Como si dijera: «También Yo deseo con todo mi ser lo que Dios desea; cúmplase pronto aquello que Él quiere». Indica fe y obediencia a la vez; reconoce que lo que dice Dios es verdad y se somete a ello.
Para María bastó la seguridad de estas tres cosas: que Dios la amaba con amor de predilección, que Dios se lo pedía, que para Dios nada era imposible. Desde la certeza de estos tres elementos es posible decirle a Dios que sí con toda el alma.
El «hágase» de María
La fidelidad de María está hecha de pobreza, de confianza, de disponibilidad. Se abandona al Dios para quien todo es posible y le dice serenamente que sí. María lo dijo en la Anunciación; pero fue el comienzo de un «hágase» cotidianamente repetido hasta la Cruz, hasta Pentecostés, hasta la Asunción.
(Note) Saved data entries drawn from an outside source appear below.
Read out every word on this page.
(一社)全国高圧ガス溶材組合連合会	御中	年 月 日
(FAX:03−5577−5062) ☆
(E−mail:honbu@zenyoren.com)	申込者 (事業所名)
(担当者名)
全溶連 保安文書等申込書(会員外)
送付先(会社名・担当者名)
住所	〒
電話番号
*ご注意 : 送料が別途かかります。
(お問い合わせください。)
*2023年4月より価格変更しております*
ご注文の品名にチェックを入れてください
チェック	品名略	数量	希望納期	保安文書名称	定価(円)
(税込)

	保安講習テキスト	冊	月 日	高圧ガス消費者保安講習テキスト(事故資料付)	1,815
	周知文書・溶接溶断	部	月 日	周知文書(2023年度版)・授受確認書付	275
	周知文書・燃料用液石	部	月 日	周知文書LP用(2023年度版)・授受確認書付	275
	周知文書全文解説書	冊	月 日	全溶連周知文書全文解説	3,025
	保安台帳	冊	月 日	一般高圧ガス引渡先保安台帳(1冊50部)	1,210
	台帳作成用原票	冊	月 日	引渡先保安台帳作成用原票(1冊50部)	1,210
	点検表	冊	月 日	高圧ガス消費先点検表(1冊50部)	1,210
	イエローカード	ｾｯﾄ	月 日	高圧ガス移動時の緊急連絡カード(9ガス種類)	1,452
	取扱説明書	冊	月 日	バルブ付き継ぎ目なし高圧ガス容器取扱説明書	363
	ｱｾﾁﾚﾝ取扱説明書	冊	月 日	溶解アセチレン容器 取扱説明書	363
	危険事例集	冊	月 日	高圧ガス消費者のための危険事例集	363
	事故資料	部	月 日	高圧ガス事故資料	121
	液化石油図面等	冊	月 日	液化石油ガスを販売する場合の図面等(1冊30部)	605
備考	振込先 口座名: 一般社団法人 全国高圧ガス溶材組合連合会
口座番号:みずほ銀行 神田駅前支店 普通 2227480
En el «hágase» de María nació Cristo; también nació la Iglesia; la humanidad fue reconciliada con el Padre. Era un «hágase» dicho de una vez para siempre; pero fue preciso renovarlo cada día, porque cada día traía una expresión nueva de la Voluntad del Padre, a veces humanamente desconcertante, dolorosa o incomprensible, como las palabras del anciano Profeta del Templo: «¡Y a Ti misma una espada te atravesará el alma!» (Lc 2,35), o la respuesta del Niño encontrado en el Templo: «¿No sabíais que Yo debía estar en la casa de mi Padre?» (Lc 2, 49).
Y María fue «feliz por haber creído» (Lc 1, 45), por haber dicho «sí» al plan de Dios sobre Ella.
El ejemplo de la Virgen fiel ilumina y compromete nuestra propia fidelidad. Nos enseña dónde está la raíz y cuáles son sus frutos: en nosotros, en la Iglesia, en el mundo.
Tu «hágase»
La vida de Jesús no fue un mero hacer; sino un dejar a Dios hacer en Él. Esa fue también la vida de Santa María expresada exhaustivamente en su: «He aquí la esclava del Señor. Hágase en Mí según tu palabra» (Lc 1, 38).
Como Dios ha querido tener necesidad del consentimiento de la Virgen para entrar en el mundo, así también quiere y necesita nuestra colaboración. Nos da a cada uno una vocación, y de nuestra correspondencia incondicional depende que el Pode- roso haga «obras grandes» en nosotros y por nosotros.
Acerquémonos cada día más a Santa María. Pidámosle docilidad a todas las inspiraciones del Espíritu Santo, para que, como en Ella, Jesús se forme plenamente en nosotros, y pueda volver a hacerse presente en el mundo.
El FIAT tuyo es lo único que Dios necesita. Porque una vez que lo des, Dios entra en ti y con Él entra el TODO.